Der Vater konnte zuerst antworten und redete von der Ehre und unserer Armut; nur ich in meiner Angst jammerte, ich könnte den Vater nicht verlassen, wer das Lädeli hüten sollte, wenn ich fortginge! Da kam das Beste noch nach. Wenn es nur das sei, was die Jungfer Lisette hätte, so habe er daran auch gedacht, und das sei leicht beseitigt. Er möchte den Vorschlag machen, daß mein Vater mit uns käme, es wäre ihm ein großer Dienst, wenn er sich dazu verstehen könnte.
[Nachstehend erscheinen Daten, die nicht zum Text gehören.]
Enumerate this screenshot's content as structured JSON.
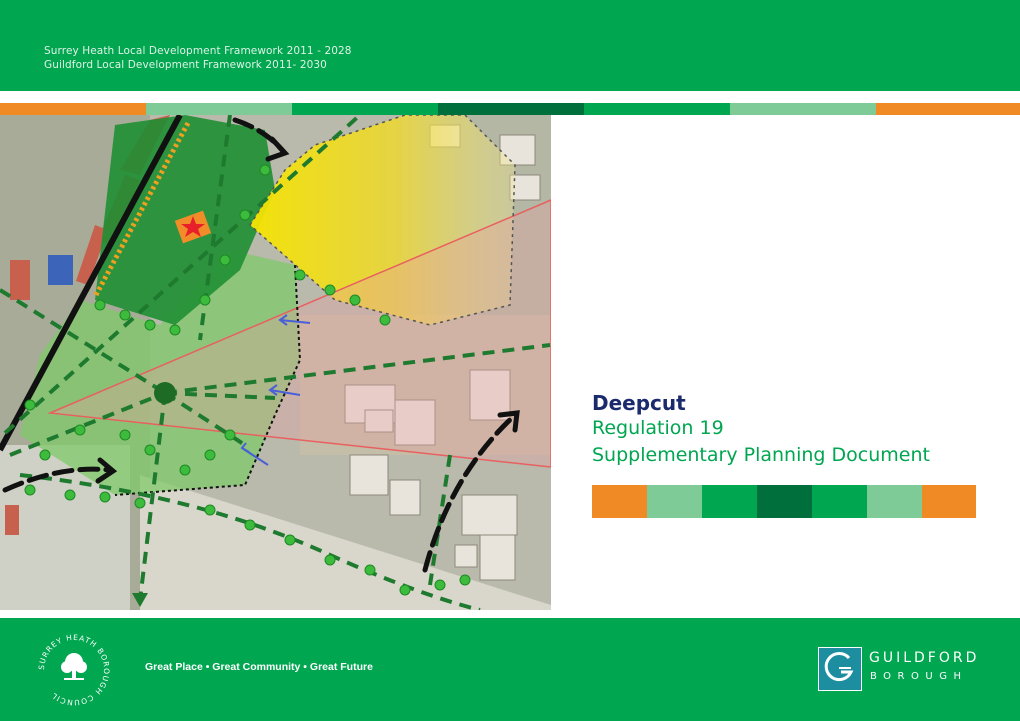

Es sei etwas Land zur Pfarrei, mit dem wüßte er nichts anzufangen, überhaupt verstehe er nichts vom Landleben und sehe erst jetzt ein, wie wichtig es sei für den Pfarrer, wenn er wüßte, was üblich und bräuchlich sei; mein Vater verstehe das aus dem Fundament, wie er sehe, da könnte er ihm äußerst behilflich sein; denn, daß er etwa als Knecht oder Tagelöhner einstehen solle, daran denke er nicht von ferne, davon solle er überzeugt sein. Das war wirklich eine Leiter zum dritten Himmel; was wir darauf antworteten, weiß ich wirklich nicht mehr. Ich weiß bloß nach, daß wir uns endlich setzten, das Lädeli vergaßen. Der Vater sagte: ›Lisette, räum doch ab und reych Wy, e Maß, ghörst!‹
Daß wir Wein holten, geschah hier und da, bald tat es der Vater, bald ich und ganz ungeniert, denn wenn man keinen im Keller hat und welchen haben sollte, muß man ihn holen. Diesmal dachte der Vater nicht daran zu gehen, wie unendlich gerne ich es auch gehabt.‹ ›Ja gället, Frau Pfarrere‹, sagte die Frau Landvögtin, ›Ihr wäret gerne beim Herrn Vikari daheim geblieben; ich hörte noch nichts vom Verlobungskuß, es ist sonst überall der Brauch, daß man sich da um den Hals fällt und Müntschi gibt.‹ ›O bhütis, Frau Landvögti, das ist gar nüt gsi, dara her niemer denkt. Wenn der Vater gegangen wäre, so wären wir erst in Verlegenheit gewesen und hätten nicht gewußt, was sagen, und aus Verlegenheit wäre ich wohl ins Lädeli gelaufen. Nein, ich schämte mich zu gehen, weil ich dachte, sie täten es mir ansehen, was vorgegangen, wüßten, daß der Wein für den Vikari wäre, täten mich tapfer aufziehen, und dachte noch niemand daran.